Coast Guard confirms new icebreaker will be ready just in time for Hell to freeze over

CENTER OF DIS, HELL — With three icebreakers at over 40 years of use and abuse in the Polar Regions, the Coast Guard finally announced that the new icebreaker currently under construction will be complete just in time for Hell to freeze over.

In a recent hearing of the House Subcommittee on the Coast Guard on Monday, chairman Rep. Duncan Hunter (R-Calif.) asked U.S. Coast Guard vice commandant Adm. Charles D. Michel on whether or not a new icebreaker would be constructed at all. Adm. Michel responded with, “Yes, we have been in talks with Lucifer and his Minions of Doom regarding the deadline and we are all in agreement that this timeline works for us.”

“This is very exciting,” said former serial killer Ted Bundy, from the the Seventh Circle of Hell. “Our all-knowing and gloriously hateful lord of fire will be able to continue his reign of sin on the unholy all thanks to the speedy manufacturing of Vigor Industrial Shipyard and the US Coast Guard.”

Currently, the U.S. Senate is planning $1 billion in funding for new heavy icebreaker, Michel said, which was negotiated after a lengthy meeting with the Satanic Council of Wrath and Treachery.

"With this kind of budget, we’ll be able to complete up to three new icebreakers to plow the lakes of fire," Michel said. When asked why the USCG would need more than one icebreaker before the end of days, Adm. Michel answered: "Coast Guard requires at least three in its fleet, but considering the ice caps are melting, we’re not in too much of a rush."

Shipping and budget experts suggested the Coast Guard consider leasing their icebreakers to Satan’s legions to help alleviate finances and push better public relations.
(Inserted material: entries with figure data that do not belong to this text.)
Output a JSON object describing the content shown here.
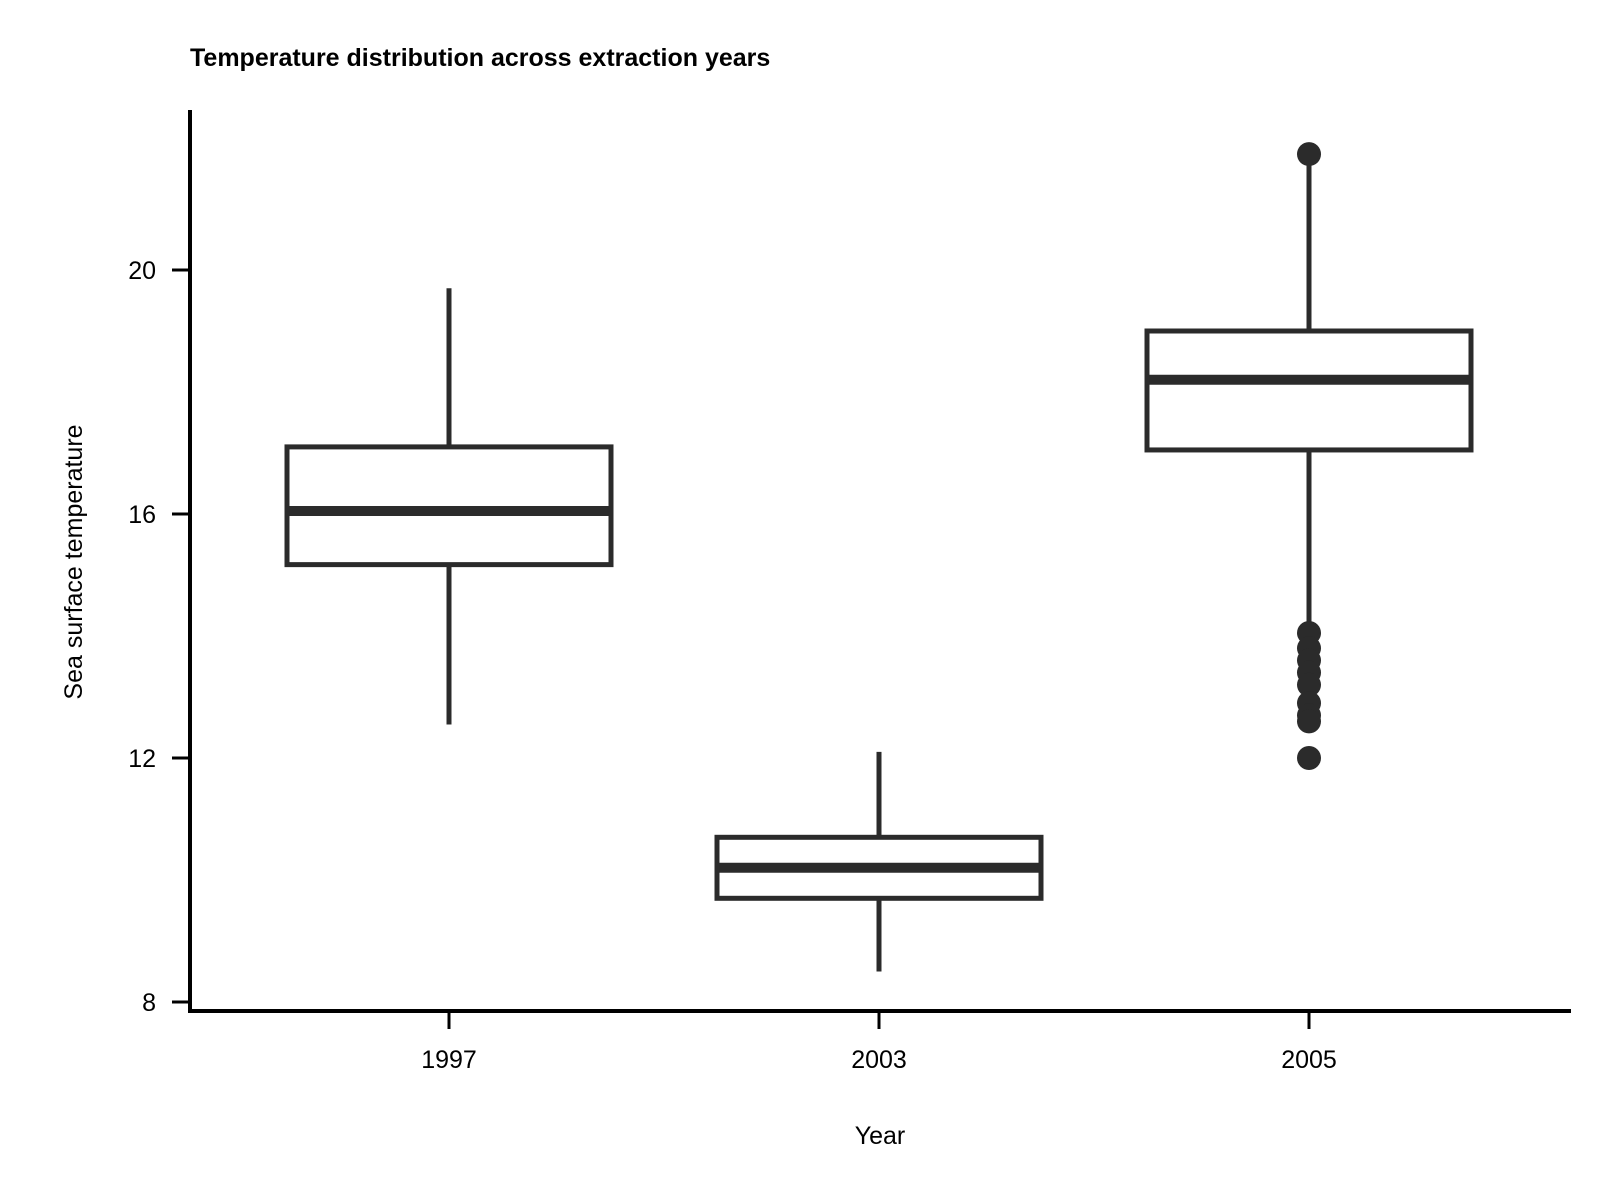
{
  "chart_data": {
    "type": "box",
    "title": "Temperature distribution across extraction years",
    "xlabel": "Year",
    "ylabel": "Sea surface temperature",
    "categories": [
      "1997",
      "2003",
      "2005"
    ],
    "ylim": [
      7.85,
      22.6
    ],
    "yticks": [
      8,
      12,
      16,
      20
    ],
    "grid": false,
    "boxes": [
      {
        "category": "1997",
        "whisker_low": 12.55,
        "q1": 15.17,
        "median": 16.05,
        "q3": 17.1,
        "whisker_high": 19.7,
        "outliers": []
      },
      {
        "category": "2003",
        "whisker_low": 8.5,
        "q1": 9.7,
        "median": 10.2,
        "q3": 10.7,
        "whisker_high": 12.1,
        "outliers": []
      },
      {
        "category": "2005",
        "whisker_low": 14.1,
        "q1": 17.05,
        "median": 18.2,
        "q3": 19.0,
        "whisker_high": 21.9,
        "outliers": [
          21.9,
          14.05,
          13.8,
          13.6,
          13.4,
          13.2,
          12.9,
          12.7,
          12.6,
          12.0
        ]
      }
    ],
    "colors": {
      "stroke": "#2b2b2b",
      "axis": "#000000",
      "background": "#ffffff"
    }
  }
}
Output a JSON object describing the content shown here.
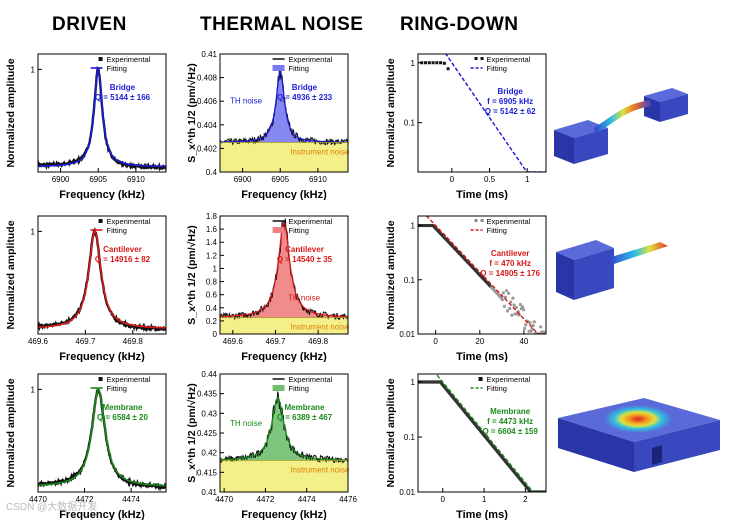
{
  "column_titles": [
    "DRIVEN",
    "THERMAL NOISE",
    "RING-DOWN"
  ],
  "colors": {
    "blue": "#1a1ad8",
    "red": "#d81818",
    "green": "#1a8a1a",
    "yellow": "#f3f08a",
    "blue_fill": "#7a7af0",
    "red_fill": "#f08080",
    "green_fill": "#70c070"
  },
  "chart_data": [
    {
      "type": "line",
      "id": "driven-bridge",
      "color_key": "blue",
      "xlabel": "Frequency (kHz)",
      "ylabel": "Normalized amplitude",
      "xlim": [
        6897,
        6914
      ],
      "ylim": [
        0,
        1.15
      ],
      "xticks": [
        6900,
        6905,
        6910
      ],
      "yticks": [
        1
      ],
      "legend": [
        "Experimental",
        "Fitting"
      ],
      "annotation": [
        "Bridge",
        "Q = 5144 ± 166"
      ],
      "lorentzian": {
        "f0": 6905,
        "hwhm": 0.67,
        "baseline": 0.05
      }
    },
    {
      "type": "line",
      "id": "noise-bridge",
      "color_key": "blue",
      "xlabel": "Frequency (kHz)",
      "ylabel": "S_x^th 1/2 (pm/√Hz)",
      "xlim": [
        6897,
        6914
      ],
      "ylim": [
        0.4,
        0.41
      ],
      "xticks": [
        6900,
        6905,
        6910
      ],
      "yticks": [
        0.4,
        0.402,
        0.404,
        0.406,
        0.408,
        0.41
      ],
      "legend": [
        "Experimental",
        "Fitting"
      ],
      "annotation": [
        "Bridge",
        "Q = 4936 ± 233"
      ],
      "labels": {
        "peak": "TH noise",
        "floor": "Instrument noise"
      },
      "peak": {
        "f0": 6905,
        "hwhm": 0.67,
        "floor": 0.4025,
        "height": 0.006
      }
    },
    {
      "type": "line",
      "id": "ring-bridge",
      "color_key": "blue",
      "xlabel": "Time (ms)",
      "ylabel": "Normalized amplitude",
      "xlim": [
        -0.45,
        1.25
      ],
      "ylog": true,
      "ylim": [
        0.015,
        1.4
      ],
      "xticks": [
        0.0,
        0.5,
        1.0
      ],
      "yticks": [
        1,
        0.1
      ],
      "legend": [
        "Experimental",
        "Fitting"
      ],
      "annotation": [
        "Bridge",
        "f = 6905 kHz",
        "Q = 5142 ± 62"
      ],
      "decay": {
        "tau_ms": 0.237,
        "t_start": -0.4,
        "plateau_end": -0.1
      }
    },
    {
      "type": "line",
      "id": "driven-cantilever",
      "color_key": "red",
      "xlabel": "Frequency (kHz)",
      "ylabel": "Normalized amplitude",
      "xlim": [
        469.6,
        469.87
      ],
      "ylim": [
        0,
        1.15
      ],
      "xticks": [
        469.6,
        469.7,
        469.8
      ],
      "yticks": [
        1
      ],
      "legend": [
        "Experimental",
        "Fitting"
      ],
      "annotation": [
        "Cantilever",
        "Q = 14916 ± 82"
      ],
      "lorentzian": {
        "f0": 469.72,
        "hwhm": 0.0157,
        "baseline": 0.05
      }
    },
    {
      "type": "line",
      "id": "noise-cantilever",
      "color_key": "red",
      "xlabel": "Frequency (kHz)",
      "ylabel": "S_x^th 1/2 (pm/√Hz)",
      "xlim": [
        469.57,
        469.87
      ],
      "ylim": [
        0,
        1.8
      ],
      "xticks": [
        469.6,
        469.7,
        469.8
      ],
      "yticks": [
        0.0,
        0.2,
        0.4,
        0.6,
        0.8,
        1.0,
        1.2,
        1.4,
        1.6,
        1.8
      ],
      "legend": [
        "Experimental",
        "Fitting"
      ],
      "annotation": [
        "Cantilever",
        "Q = 14540 ± 35"
      ],
      "labels": {
        "peak": "TH noise",
        "floor": "Instrument noise"
      },
      "peak": {
        "f0": 469.72,
        "hwhm": 0.0162,
        "floor": 0.25,
        "height": 1.45
      }
    },
    {
      "type": "line",
      "id": "ring-cantilever",
      "color_key": "red",
      "xlabel": "Time (ms)",
      "ylabel": "Normalized amplitude",
      "xlim": [
        -8,
        50
      ],
      "ylog": true,
      "ylim": [
        0.01,
        1.5
      ],
      "xticks": [
        0,
        20,
        40
      ],
      "yticks": [
        1,
        0.1,
        0.01
      ],
      "legend": [
        "Experimental",
        "Fitting"
      ],
      "annotation": [
        "Cantilever",
        "f = 470 kHz",
        "Q = 14905 ± 176"
      ],
      "decay": {
        "tau_ms": 10.1,
        "t_start": -8,
        "plateau_end": -1
      }
    },
    {
      "type": "line",
      "id": "driven-membrane",
      "color_key": "green",
      "xlabel": "Frequency (kHz)",
      "ylabel": "Normalized amplitude",
      "xlim": [
        4470,
        4475.5
      ],
      "ylim": [
        0,
        1.15
      ],
      "xticks": [
        4470,
        4472,
        4474
      ],
      "yticks": [
        1
      ],
      "legend": [
        "Experimental",
        "Fitting"
      ],
      "annotation": [
        "Membrane",
        "Q = 6584 ± 20"
      ],
      "lorentzian": {
        "f0": 4472.6,
        "hwhm": 0.34,
        "baseline": 0.05
      }
    },
    {
      "type": "line",
      "id": "noise-membrane",
      "color_key": "green",
      "xlabel": "Frequency (kHz)",
      "ylabel": "S_x^th 1/2 (pm/√Hz)",
      "xlim": [
        4469.8,
        4476
      ],
      "ylim": [
        0.41,
        0.44
      ],
      "xticks": [
        4470,
        4472,
        4474,
        4476
      ],
      "yticks": [
        0.41,
        0.415,
        0.42,
        0.425,
        0.43,
        0.435,
        0.44
      ],
      "legend": [
        "Experimental",
        "Fitting"
      ],
      "annotation": [
        "Membrane",
        "Q = 6389 ± 467"
      ],
      "labels": {
        "peak": "TH noise",
        "floor": "Instrument noise"
      },
      "peak": {
        "f0": 4472.6,
        "hwhm": 0.35,
        "floor": 0.418,
        "height": 0.016
      }
    },
    {
      "type": "line",
      "id": "ring-membrane",
      "color_key": "green",
      "xlabel": "Time (ms)",
      "ylabel": "Normalized amplitude",
      "xlim": [
        -0.6,
        2.5
      ],
      "ylog": true,
      "ylim": [
        0.01,
        1.4
      ],
      "xticks": [
        0,
        1,
        2
      ],
      "yticks": [
        1,
        0.1,
        0.01
      ],
      "legend": [
        "Experimental",
        "Fitting"
      ],
      "annotation": [
        "Membrane",
        "f = 4473 kHz",
        "Q = 6604 ± 159"
      ],
      "decay": {
        "tau_ms": 0.475,
        "t_start": -0.6,
        "plateau_end": -0.05
      }
    }
  ],
  "watermark": "CSDN @大数据开发"
}
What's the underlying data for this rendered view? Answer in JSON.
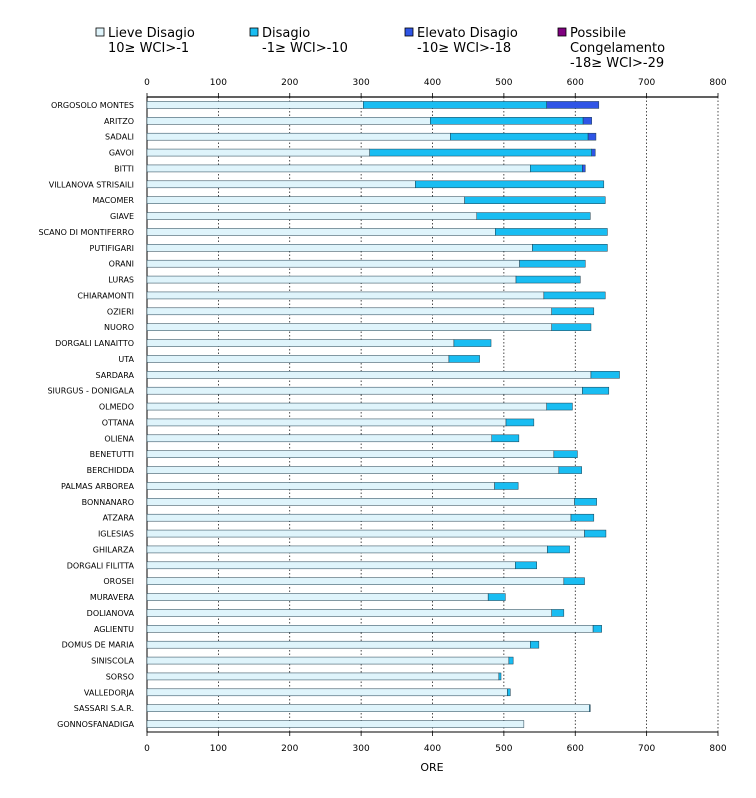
{
  "chart_data": {
    "type": "bar",
    "orientation": "horizontal",
    "stacked": true,
    "title": "",
    "xlabel": "ORE",
    "xlim": [
      0,
      800
    ],
    "xticks": [
      0,
      100,
      200,
      300,
      400,
      500,
      600,
      700,
      800
    ],
    "legend_position": "top",
    "legend": [
      {
        "name": "Lieve Disagio",
        "range": "10≥ WCI>-1",
        "color": "#dff4fb"
      },
      {
        "name": "Disagio",
        "range": "-1≥ WCI>-10",
        "color": "#19bdf2"
      },
      {
        "name": "Elevato Disagio",
        "range": "-10≥ WCI>-18",
        "color": "#2f55e6"
      },
      {
        "name": "Possibile",
        "name2": "Congelamento",
        "range": "-18≥ WCI>-29",
        "color": "#800080"
      }
    ],
    "categories": [
      "ORGOSOLO MONTES",
      "ARITZO",
      "SADALI",
      "GAVOI",
      "BITTI",
      "VILLANOVA STRISAILI",
      "MACOMER",
      "GIAVE",
      "SCANO DI MONTIFERRO",
      "PUTIFIGARI",
      "ORANI",
      "LURAS",
      "CHIARAMONTI",
      "OZIERI",
      "NUORO",
      "DORGALI LANAITTO",
      "UTA",
      "SARDARA",
      "SIURGUS - DONIGALA",
      "OLMEDO",
      "OTTANA",
      "OLIENA",
      "BENETUTTI",
      "BERCHIDDA",
      "PALMAS ARBOREA",
      "BONNANARO",
      "ATZARA",
      "IGLESIAS",
      "GHILARZA",
      "DORGALI FILITTA",
      "OROSEI",
      "MURAVERA",
      "DOLIANOVA",
      "AGLIENTU",
      "DOMUS DE MARIA",
      "SINISCOLA",
      "SORSO",
      "VALLEDORJA",
      "SASSARI S.A.R.",
      "GONNOSFANADIGA"
    ],
    "series": [
      {
        "name": "Lieve Disagio",
        "values": [
          303,
          397,
          425,
          312,
          537,
          376,
          445,
          462,
          488,
          540,
          522,
          517,
          556,
          567,
          567,
          430,
          423,
          622,
          610,
          560,
          503,
          483,
          570,
          577,
          487,
          599,
          594,
          613,
          561,
          516,
          584,
          478,
          567,
          625,
          537,
          507,
          493,
          505,
          620,
          528
        ]
      },
      {
        "name": "Disagio",
        "values": [
          257,
          214,
          193,
          311,
          73,
          264,
          197,
          159,
          157,
          105,
          92,
          90,
          86,
          59,
          55,
          52,
          43,
          40,
          37,
          36,
          39,
          38,
          33,
          32,
          33,
          31,
          32,
          30,
          31,
          30,
          29,
          24,
          17,
          12,
          12,
          6,
          3,
          4,
          1,
          0
        ]
      },
      {
        "name": "Elevato Disagio",
        "values": [
          73,
          12,
          11,
          5,
          4,
          0,
          0,
          0,
          0,
          0,
          0,
          0,
          0,
          0,
          0,
          0,
          0,
          0,
          0,
          0,
          0,
          0,
          0,
          0,
          0,
          0,
          0,
          0,
          0,
          0,
          0,
          0,
          0,
          0,
          0,
          0,
          0,
          0,
          0,
          0
        ]
      },
      {
        "name": "Possibile Congelamento",
        "values": [
          0,
          0,
          0,
          0,
          0,
          0,
          0,
          0,
          0,
          0,
          0,
          0,
          0,
          0,
          0,
          0,
          0,
          0,
          0,
          0,
          0,
          0,
          0,
          0,
          0,
          0,
          0,
          0,
          0,
          0,
          0,
          0,
          0,
          0,
          0,
          0,
          0,
          0,
          0,
          0
        ]
      }
    ]
  }
}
“As much as I love torturing the souls of the damned and burning alive countless politicians, gun lobbyists, and Army advertising executives,” said the arch-demon Minos, Judger of Sinners, “I can’t wait for the big-red-tub-of-fun to plow through the frozen lake of Cocytus in the Ninth Circle of Hell. It’s gonna be so cool.”

When asked for a statement, the arch-traitor Lucifer howled in the voices of a billion sinners, spread his wings, and spewed lava vomit into the sky before heading back onto the campaign trail.